Rohingya activists and organizations have urged the international community to take immediate action to protect the persecuted ethnic minority from further displacement, violence, and potential mass atrocities.

In a joint statement released on May 22, it said thousands of Rohingya have been internally displaced in Buthidaung and Maungdaw townships and many have been asked to leave the town of Buthidaung by AA on May 18. The statement claimed that AA soldiers fired shots overhead and looted and burned houses, forcing thousands of these people -- including women, children, and the elderly -- to flee for their lives.

A Rohingya refugee in neighboring Bangladesh told CNN that most of his family were still in Buthidaung but he has not been able to reach them since late last week. “Then, my brother-in-law told me that my family was displaced, and my home was burned down by the Arakan Army,” he told the news channel.

Nay San told Al Jazeera that “as of now, people are still on the road looking for a safe place. There is no food or medicine at all. Most of them couldn’t carry their personal belongings”.

Many of them have begun to flee with at least 47 of them having entered Mizoram’s Lawngtlai district from Paletwa, a southern township in Myanmar’s Chin State, intelligence sources confirmed to The Print, a news outlet in India.

Reacting to the grim situation, the United States said it was deeply troubled by increasing violence and intercommunal tension in Rakhine, adding that it raised the risk of atrocities being committed.
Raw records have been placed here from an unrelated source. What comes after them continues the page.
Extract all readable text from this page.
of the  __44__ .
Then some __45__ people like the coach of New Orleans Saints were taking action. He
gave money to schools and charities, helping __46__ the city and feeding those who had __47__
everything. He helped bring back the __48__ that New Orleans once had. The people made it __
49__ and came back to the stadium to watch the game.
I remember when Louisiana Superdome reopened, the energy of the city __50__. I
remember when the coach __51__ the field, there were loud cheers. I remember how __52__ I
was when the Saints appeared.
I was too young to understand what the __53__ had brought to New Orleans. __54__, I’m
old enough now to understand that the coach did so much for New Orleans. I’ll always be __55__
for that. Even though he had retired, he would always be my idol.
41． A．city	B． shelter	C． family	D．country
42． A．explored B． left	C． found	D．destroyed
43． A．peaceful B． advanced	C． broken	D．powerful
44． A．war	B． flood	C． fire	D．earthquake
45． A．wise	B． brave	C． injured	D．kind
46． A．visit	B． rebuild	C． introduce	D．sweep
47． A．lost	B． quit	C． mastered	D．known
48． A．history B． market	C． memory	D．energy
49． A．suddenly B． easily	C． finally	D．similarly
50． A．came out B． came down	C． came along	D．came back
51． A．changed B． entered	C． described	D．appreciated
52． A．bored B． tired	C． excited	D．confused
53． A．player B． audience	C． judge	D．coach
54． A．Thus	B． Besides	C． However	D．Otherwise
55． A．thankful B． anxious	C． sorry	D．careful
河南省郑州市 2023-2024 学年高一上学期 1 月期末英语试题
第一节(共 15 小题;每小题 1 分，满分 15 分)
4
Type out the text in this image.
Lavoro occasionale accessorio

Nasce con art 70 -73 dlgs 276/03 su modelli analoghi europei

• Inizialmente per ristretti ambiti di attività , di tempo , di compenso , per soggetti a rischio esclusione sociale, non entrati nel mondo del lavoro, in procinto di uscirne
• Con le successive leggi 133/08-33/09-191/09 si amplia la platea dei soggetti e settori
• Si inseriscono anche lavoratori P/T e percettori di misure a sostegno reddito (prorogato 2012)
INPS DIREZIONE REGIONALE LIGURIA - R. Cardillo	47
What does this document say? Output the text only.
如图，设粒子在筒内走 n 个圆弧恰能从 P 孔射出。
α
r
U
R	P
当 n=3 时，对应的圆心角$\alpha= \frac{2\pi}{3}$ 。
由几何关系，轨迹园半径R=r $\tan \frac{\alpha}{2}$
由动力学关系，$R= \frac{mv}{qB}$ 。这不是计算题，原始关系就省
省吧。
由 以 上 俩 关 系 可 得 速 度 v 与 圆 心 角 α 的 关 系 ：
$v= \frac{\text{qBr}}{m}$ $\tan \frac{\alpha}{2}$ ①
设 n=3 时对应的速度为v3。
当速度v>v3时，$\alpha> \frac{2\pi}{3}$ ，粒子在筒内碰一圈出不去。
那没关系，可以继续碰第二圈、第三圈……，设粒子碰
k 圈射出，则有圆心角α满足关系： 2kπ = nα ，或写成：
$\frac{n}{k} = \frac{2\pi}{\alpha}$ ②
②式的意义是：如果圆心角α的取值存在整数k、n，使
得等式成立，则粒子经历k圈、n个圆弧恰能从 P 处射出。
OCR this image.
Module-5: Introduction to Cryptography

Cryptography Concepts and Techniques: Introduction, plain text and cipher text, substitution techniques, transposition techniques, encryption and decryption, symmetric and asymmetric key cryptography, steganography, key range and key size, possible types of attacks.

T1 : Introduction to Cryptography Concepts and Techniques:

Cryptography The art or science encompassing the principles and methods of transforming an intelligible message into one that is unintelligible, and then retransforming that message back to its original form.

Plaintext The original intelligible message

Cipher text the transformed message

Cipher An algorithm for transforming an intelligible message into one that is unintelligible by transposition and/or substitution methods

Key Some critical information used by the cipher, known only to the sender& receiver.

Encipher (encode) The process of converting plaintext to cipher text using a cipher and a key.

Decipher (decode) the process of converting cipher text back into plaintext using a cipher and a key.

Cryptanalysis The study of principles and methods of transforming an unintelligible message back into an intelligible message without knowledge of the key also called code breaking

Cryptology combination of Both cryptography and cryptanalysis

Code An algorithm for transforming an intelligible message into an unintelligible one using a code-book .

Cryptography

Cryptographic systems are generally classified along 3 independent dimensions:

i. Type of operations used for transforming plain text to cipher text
"The military's previous acts of genocide and other crimes against humanity targeting Rohingya, in addition to its history of stoking intercommunal tensions in Rakhine State and elsewhere across the country, underscore the grave dangers to civilians," State Department spokesman Matthew Miller said in a statement.

UN Special Rapporteur Tom Andrews said that the world is again failing the Rohingya in their hour of desperate need in northern Rakhine State. "Emergency aid must be allowed in and those running for their lives must be allowed out by opening the Bangladesh border and supporting those able to escape," he said in a message posted on X.